Mr Rice said the plants grown for commercial harvesting were different to standard poppies, and were developed to produce chemicals suitable for industrial processing only.
“It’s enormously concerning for the industry,” he said.
“These things can be lethal. You don’t know their toxicity — no one knows — until it comes off and it [the poppy capsule] goes through the extraction process.”
Three people in three years have died in Tasmania after drinking tea brewed from stolen poppies: a 26-year-old Danish backpacker in 2014; a 17-year-old Hobart boy in 2012; and a 50-year-old Launceston man in 2011.
Police said those well-publicised deaths probably accounted for the lower number of thefts immediately after.
“The consequences can and have been horrific, and it can be a game of Russian roulette with people drinking this substance or putting it into their body,” Detective Inspective Elmer said.

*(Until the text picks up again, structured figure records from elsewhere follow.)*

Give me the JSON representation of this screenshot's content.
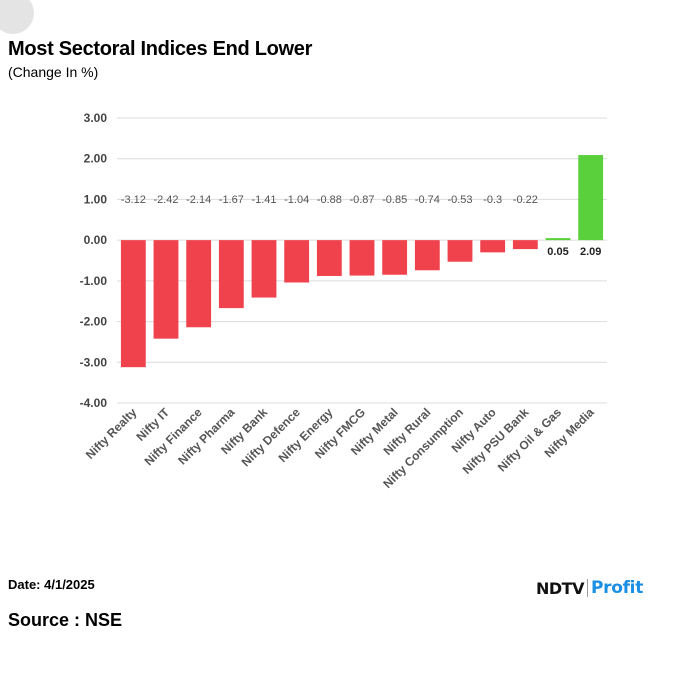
{
  "chart_data": {
    "type": "bar",
    "title": "Most Sectoral Indices End Lower",
    "subtitle": "(Change In %)",
    "categories": [
      "Nifty Realty",
      "Nifty IT",
      "Nifty Finance",
      "Nifty Pharma",
      "Nifty Bank",
      "Nifty Defence",
      "Nifty Energy",
      "Nifty FMCG",
      "Nifty Metal",
      "Nifty Rural",
      "Nifty Consumption",
      "Nifty Auto",
      "Nifty PSU Bank",
      "Nifty Oil & Gas",
      "Nifty Media"
    ],
    "values": [
      -3.12,
      -2.42,
      -2.14,
      -1.67,
      -1.41,
      -1.04,
      -0.88,
      -0.87,
      -0.85,
      -0.74,
      -0.53,
      -0.3,
      -0.22,
      0.05,
      2.09
    ],
    "ylim": [
      -4,
      3
    ],
    "yticks": [
      "3.00",
      "2.00",
      "1.00",
      "0.00",
      "-1.00",
      "-2.00",
      "-3.00",
      "-4.00"
    ],
    "grid": true,
    "colors": {
      "negative": "#f0424c",
      "positive": "#5ad13c"
    }
  },
  "footer": {
    "date": "Date: 4/1/2025",
    "source": "Source : NSE",
    "logo_left": "NDTV",
    "logo_right": "Profit"
  }
}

The increased thefts come as the industry faces pressure from a global oversupply, and competition from other states legalising poppy farming.
That has led to fewer Tasmanian growers and smaller harvests.
Over the past three financial years, the number of licences issued has fallen from almost 800 to just over 500, and less than half the number of hectares were harvested last financial year than three years ago.
The surge in thefts has now sparked another major poppy industry security review.